Beautiful pens !!! . Thank you for showing us !!!


----------



## Dalecamino (Aug 27, 2019)

THIS, my friends is how you make a wooden pen! Very nicely done Takayuki!


----------



## Bryguy (Aug 27, 2019)

Those are absolutely beautiful!


----------



## Ironwood (Aug 27, 2019)

Both are very nice pens, well done.


----------



## mark james (Aug 27, 2019)

Beautiful.  Well done in all respects.  Very elegant.

Thank you for sharing.


----------



## leehljp (Aug 27, 2019)

始まして、どうぞよろしくお願いします。私はリーです。

Great looking pens and segments Takayuki-san! Well done. 

Where in Japan are you located? Did you get your wood from Tokyu-Hands? I used to go there often and always found a great variety of wood from different countries.


----------



## takayuki_sz (Aug 27, 2019)

SteveJ said:


> Those look great!!


We did it


----------



## takayuki_sz (Aug 27, 2019)

magpens said:


> Beautiful pens !!! . Thank you for showing us !!!


Thank you


----------



## takayuki_sz (Aug 27, 2019)

Dalecamino said:


> THIS, my friends is how you make a wooden pen! Very nicely done Takayuki!

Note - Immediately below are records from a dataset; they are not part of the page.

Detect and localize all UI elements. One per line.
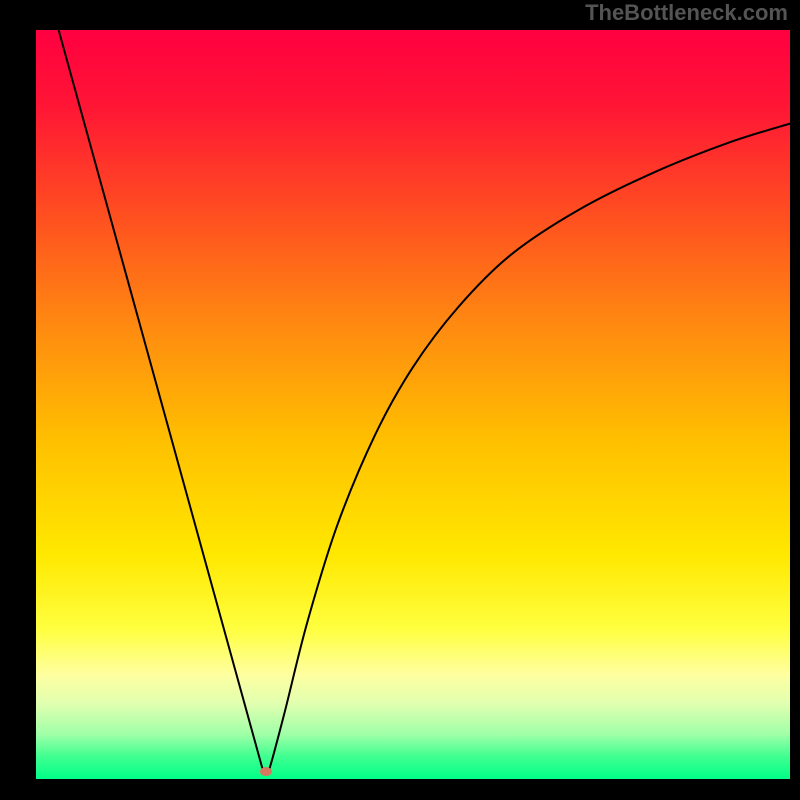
plot-background [36,30,790,779]
bottleneck-chart [0,0,800,800]
watermark-text: TheBottleneck.com [585,0,788,26]
vertex-marker [260,767,272,776]
chart-container: TheBottleneck.com [0,0,800,800]
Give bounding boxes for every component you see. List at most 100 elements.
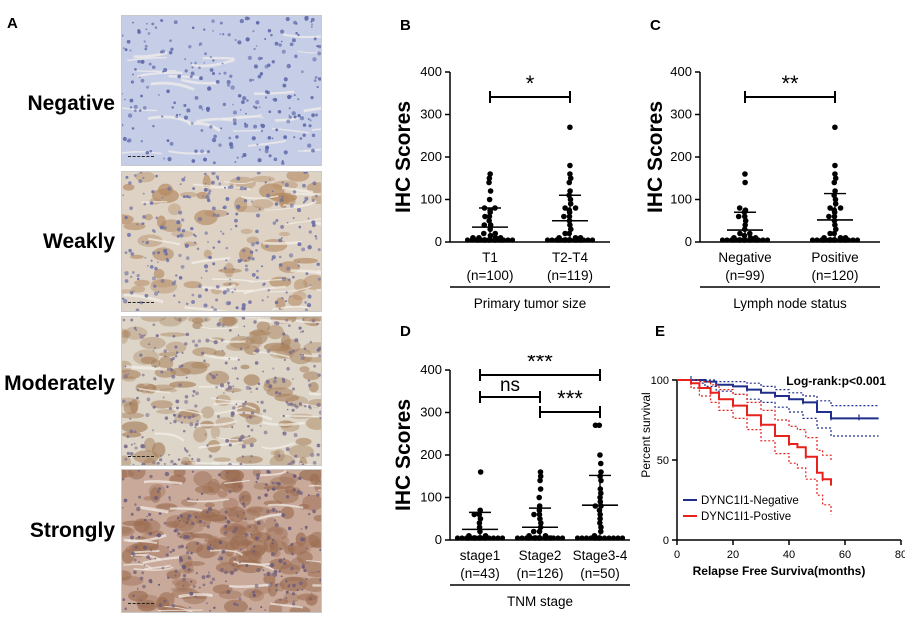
- nucleus: [250, 411, 255, 415]
- nucleus: [143, 334, 146, 337]
- nucleus: [122, 506, 124, 509]
- nucleus: [302, 123, 307, 127]
- nucleus: [287, 462, 292, 465]
- nucleus: [261, 299, 264, 302]
- data-point: [482, 237, 489, 243]
- nucleus: [164, 471, 170, 477]
- nucleus: [233, 366, 238, 370]
- nucleus: [311, 23, 313, 26]
- stain-patch: [150, 279, 178, 294]
- nucleus: [122, 598, 126, 602]
- nucleus: [131, 127, 135, 130]
- nucleus: [204, 318, 208, 322]
- nucleus: [312, 181, 317, 186]
- stain-patch: [223, 599, 248, 612]
- nucleus: [208, 255, 212, 260]
- label-moderately: Moderately: [4, 372, 115, 395]
- nucleus: [302, 353, 305, 356]
- nucleus: [274, 41, 279, 46]
- nucleus: [260, 265, 264, 268]
- data-point: [544, 237, 551, 243]
- nucleus: [228, 490, 232, 494]
- nucleus: [198, 586, 201, 589]
- stain-patch: [248, 589, 265, 602]
- y-tick-label: 400: [420, 362, 442, 377]
- nucleus: [223, 392, 225, 395]
- nucleus: [226, 288, 230, 292]
- nucleus: [200, 129, 204, 132]
- nucleus: [185, 195, 189, 199]
- panel-e-letter: E: [655, 323, 666, 340]
- stain-patch: [219, 470, 241, 481]
- stain-patch: [123, 222, 146, 231]
- nucleus: [270, 552, 275, 557]
- nucleus: [290, 566, 294, 571]
- data-point: [486, 196, 493, 203]
- nucleus: [213, 308, 217, 311]
- data-point: [562, 230, 568, 237]
- nucleus: [138, 333, 141, 336]
- nucleus: [319, 578, 321, 582]
- y-axis-label: IHC Scores: [644, 101, 667, 213]
- nucleus: [287, 526, 292, 531]
- nucleus: [206, 545, 212, 551]
- nucleus: [253, 320, 257, 324]
- nucleus: [286, 491, 289, 494]
- nucleus: [143, 202, 147, 206]
- nucleus: [126, 435, 130, 439]
- stain-patch: [272, 489, 299, 504]
- data-point: [571, 237, 578, 243]
- nucleus: [166, 89, 170, 94]
- nucleus: [239, 462, 243, 465]
- nucleus: [132, 553, 136, 557]
- nucleus: [295, 572, 298, 575]
- nucleus: [243, 325, 246, 328]
- nucleus: [140, 59, 145, 64]
- nucleus: [295, 32, 298, 35]
- stroma-fiber: [180, 78, 218, 85]
- stroma-fiber: [133, 51, 168, 59]
- data-point: [724, 237, 730, 243]
- nucleus: [272, 221, 277, 225]
- stain-patch: [284, 485, 296, 494]
- significance-label: *: [526, 71, 535, 96]
- nucleus: [161, 115, 164, 118]
- nucleus: [123, 373, 129, 379]
- stain-patch: [170, 587, 195, 592]
- nucleus: [152, 251, 156, 255]
- nucleus: [278, 43, 282, 47]
- nucleus: [264, 149, 269, 154]
- nucleus: [278, 558, 283, 564]
- nucleus: [137, 535, 141, 539]
- nucleus: [272, 367, 275, 370]
- stroma-fiber: [253, 90, 295, 95]
- nucleus: [256, 400, 259, 403]
- nucleus: [139, 353, 143, 357]
- nucleus: [225, 580, 227, 583]
- nucleus: [191, 470, 195, 473]
- nucleus: [163, 521, 167, 525]
- nucleus: [293, 136, 296, 139]
- data-point: [469, 237, 475, 243]
- tissue-background: [122, 16, 321, 165]
- nucleus: [215, 385, 218, 389]
- data-point: [598, 469, 604, 475]
- y-tick-label: 300: [670, 107, 692, 122]
- nucleus: [245, 385, 251, 390]
- stroma-fiber: [154, 432, 185, 442]
- nucleus: [318, 410, 321, 415]
- data-point: [486, 175, 493, 182]
- nucleus: [281, 195, 284, 198]
- stroma-fiber: [264, 206, 301, 211]
- nucleus: [157, 94, 160, 96]
- nucleus: [133, 109, 137, 113]
- nucleus: [283, 150, 288, 155]
- nucleus: [262, 370, 264, 373]
- nucleus: [228, 136, 232, 140]
- data-point: [583, 535, 590, 541]
- nucleus: [161, 19, 164, 22]
- nucleus: [278, 570, 281, 573]
- nucleus: [316, 262, 320, 266]
- nucleus: [153, 376, 157, 381]
- stain-patch: [171, 577, 197, 587]
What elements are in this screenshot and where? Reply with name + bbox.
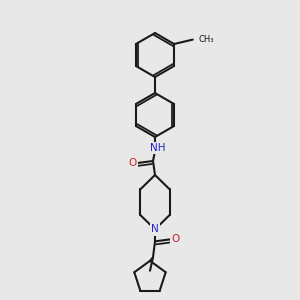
Text: NH: NH	[150, 143, 166, 153]
Text: N: N	[151, 224, 159, 234]
Text: O: O	[128, 158, 137, 168]
Text: CH₃: CH₃	[199, 35, 214, 44]
Text: O: O	[171, 234, 179, 244]
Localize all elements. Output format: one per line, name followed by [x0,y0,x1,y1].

The hardship was rewarded☺


----------



## takayuki_sz (Aug 27, 2019)

Bryguy said:


> Those are absolutely beautiful!


Thanks☺


----------



## takayuki_sz (Aug 27, 2019)

leehljp said:


> 始まして、どうぞよろしくお願いします。私はリーです。
> 
> Great looking pens and segments Takayuki-san! Well done.
> 
> Where in Japan are you located? Did you get your wood from Tokyu-Hands? I used to go there often and always found a great variety of wood from different countries.


Nice to meet you, Lee.
I live in Nagano surrounded by mountains.
Unfortunately Tokyu Hands is far away.


----------



## takayuki_sz (Aug 27, 2019)

mark james said:


> Beautiful.  Well done in all respects.  Very elegant.
> 
> Thank you for sharing.


Thank you


----------